Brave Enough To Be Seen

I’m starting to feel better again after finishing the fourth (and final) round of A/C. I’m noticing it is taking me longer to recover in between rounds but that I am also getting more used to the ugly chemo side effects. It’s amazing to me that the human body can adapt to misery as well as it does. The awful chemo feeling is becoming the new normal and my mind doesn’t panic so much around the nausea, fatigue, body aches, vision and skin changes that march in after an infusion. I’m not saying I like it, I don’t, but I am saying I’m somewhat getting used to it and that provides a level of calm that is welcome if not unexpected.

I wanted to reflect a little bit on where I am with my journey at this moment. It has been such a fast paced change that I almost feel like a blur of color smeared across a still background. On my walk the other day I thought about what I would have been doing a year ago and the difference is almost unrecognizable. The intense fatigue and all too frequent illness have put me on the sidelines in the last few weeks. I have vast fields of barren plains where work, exercise, family and friends used to stand in. Now, too often tired or hazy, I watch a lot of life happening around me rather than particpate. It is wild to know just how little I can do and to think about how “busy” I used to be.

This sounds a little bit like self-pity but it’s not. It is just a recognition of the changes and a reflection of how startlingly different things are now. Change is part of life. I think we all have had that experience where life was punctuated by “before” and “after.” Where a moment, or series of events, spun us into a different reality. An alternate universe where we can no longer travel back to the same unburdened mindset from before. I used to grieve those losses deeply. My parent’s divorce, for example, was always so hard for me to move beyond because I was so stuck tending to the scar created by that sudden shift. The event consumed me, and I kept revisiting it in my mind like a demented time traveler. 

But now, I recognize the cancer break as part of the journey. Looking back, I see where the road forked and I began traveling in another direction. The ground under my feet is just as solid and stable as it was before, it’s just new territory. It’s a place where the shadows are a little longer and a bit darker, but likewise the light has been more intense and more brilliant as well. I have been humbled, I have been afraid, I have been overwhelmed and upset. I have also been deeply loved, supported and lifted up. On balance, life is better now than it was. Even when I hate being so tired and sick. Even when I can’t remember that this awful feeling will pass. Even when I hurt and want to quit. Overall, that suffering has built me up and I’m breaking through clean on the other side. 

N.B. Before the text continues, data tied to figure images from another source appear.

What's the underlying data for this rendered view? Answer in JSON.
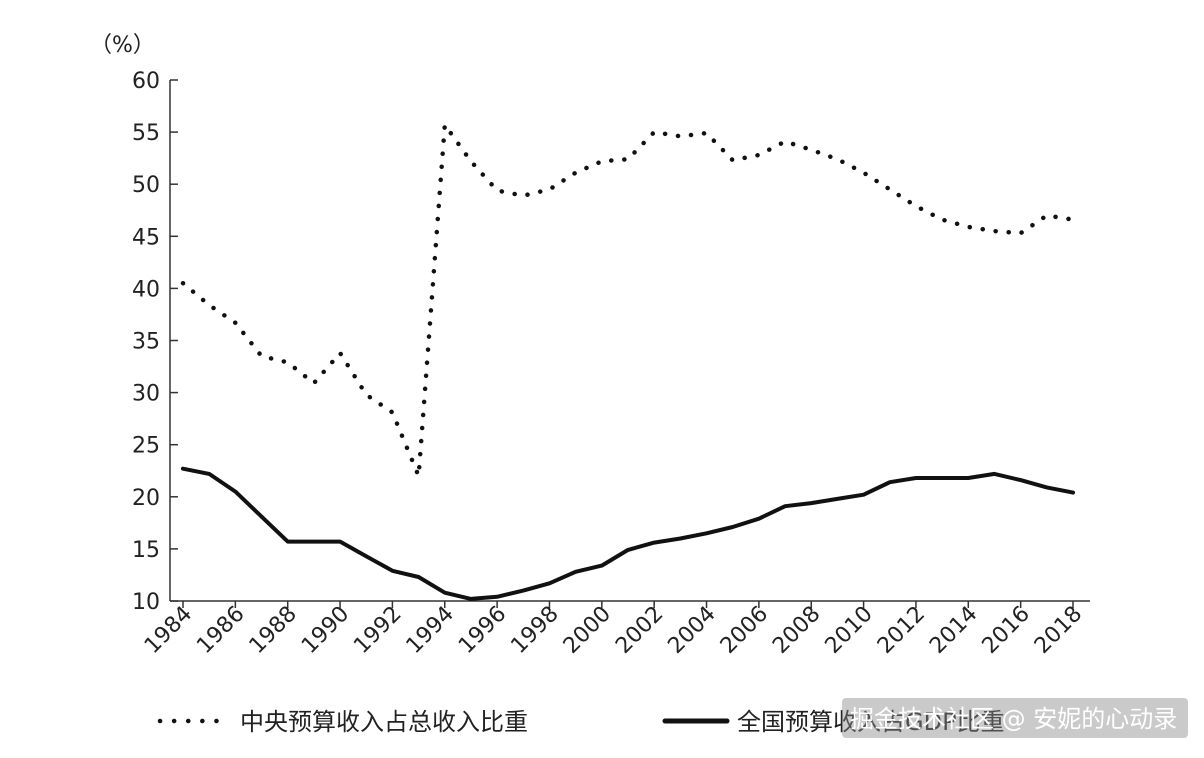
{
  "chart_data": {
    "type": "line",
    "ylabel": "（%）",
    "ylim": [
      10,
      60
    ],
    "xlim": [
      1984,
      2018
    ],
    "grid": false,
    "legend_position": "bottom",
    "y_ticks": [
      "60",
      "55",
      "50",
      "45",
      "40",
      "35",
      "30",
      "25",
      "20",
      "15",
      "10"
    ],
    "x_ticks": [
      "1984",
      "1986",
      "1988",
      "1990",
      "1992",
      "1994",
      "1996",
      "1998",
      "2000",
      "2002",
      "2004",
      "2006",
      "2008",
      "2010",
      "2012",
      "2014",
      "2016",
      "2018"
    ],
    "x": [
      1984,
      1985,
      1986,
      1987,
      1988,
      1989,
      1990,
      1991,
      1992,
      1993,
      1994,
      1995,
      1996,
      1997,
      1998,
      1999,
      2000,
      2001,
      2002,
      2003,
      2004,
      2005,
      2006,
      2007,
      2008,
      2009,
      2010,
      2011,
      2012,
      2013,
      2014,
      2015,
      2016,
      2017,
      2018
    ],
    "series": [
      {
        "name": "中央预算收入占总收入比重",
        "style": "dotted",
        "color": "#111111",
        "values": [
          40.5,
          38.4,
          36.7,
          33.5,
          32.9,
          30.9,
          33.8,
          29.8,
          28.1,
          22.0,
          55.7,
          52.2,
          49.4,
          48.9,
          49.5,
          51.1,
          52.2,
          52.4,
          55.0,
          54.6,
          54.9,
          52.3,
          52.8,
          54.1,
          53.3,
          52.4,
          51.1,
          49.5,
          47.9,
          46.6,
          45.9,
          45.5,
          45.3,
          47.0,
          46.6
        ]
      },
      {
        "name": "全国预算收入占GDP比重",
        "style": "solid",
        "color": "#111111",
        "values": [
          22.7,
          22.2,
          20.5,
          18.1,
          15.7,
          15.7,
          15.7,
          14.3,
          12.9,
          12.3,
          10.8,
          10.2,
          10.4,
          11.0,
          11.7,
          12.8,
          13.4,
          14.9,
          15.6,
          16.0,
          16.5,
          17.1,
          17.9,
          19.1,
          19.4,
          19.8,
          20.2,
          21.4,
          21.8,
          21.8,
          21.8,
          22.2,
          21.6,
          20.9,
          20.4
        ]
      }
    ]
  },
  "watermark": "掘金技术社区 @ 安妮的心动录"
}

For someone like me who is always searching for purpose and meaning, cancer has a real sense of humor about it. It has tested every weakness I have, chief among them is patience. It has called my insecurities to the table, forced them to stand in the light and been seen. I have revealed myself here as the person I am: impatient, scared, hopeful, sick, exchausted, inspired and most importantly, free. I have had to give myself the gifts of patience, kindness and hope out of necessity in order to make up for what cancer has attempted to take from me. I’ve had to learn to be a student and a teacher in my own life and the lessons are far from over.

In the end, I know I am grateful for this gift. I am grateful for the people locally and literally around the world with whom I have connected. I am grateful to be forced into this new perspective, into accepting what I cannot change and growing through cracks. I’m gobbling up all the good and also honoring the not-so-good because that’s important and meaningful and worth it. 

I’m becoming a different person. I’m falling in love with my husband in new and different ways. I’m reconnecting with my children and my family. I’m a living a life that has purpose, even if that purpose is a small connection with a new friend through my writing.

So thank you for inspiring me. Thank you for lifting me up. Please know that I’m okay even when I’m not okay. I just want to be able to share it all here because I believe in connection and I believe vulnerability is the vessel that brings us that sacred gift. 

Do good things in the world today and as always:

Give em’ hell.

3 Comments Add yours

  1. Janet Donahue says:

    Amen, Katie. We all travel different paths but it seems life’s trials throw us into a vulnerability that eventually makes us stronger, better, more loving human beings – as long as we choose that path…hang in there. You are thought of often by many.

    Like

  2. Kirsten says:

    Katie, these words could be written about so much in life and while I hate Cancer, I am grateful to see in you a kindred spirit. I say that because these words may well have been plucked straight from some really important conversations in my own life: “I believe in connection and I believe vulnerability is the vessel that brings us that sacred gift.”

    Like

  3. Peggy Tonon says:

    You are amazing, Katie. Thank you for sharing your journey.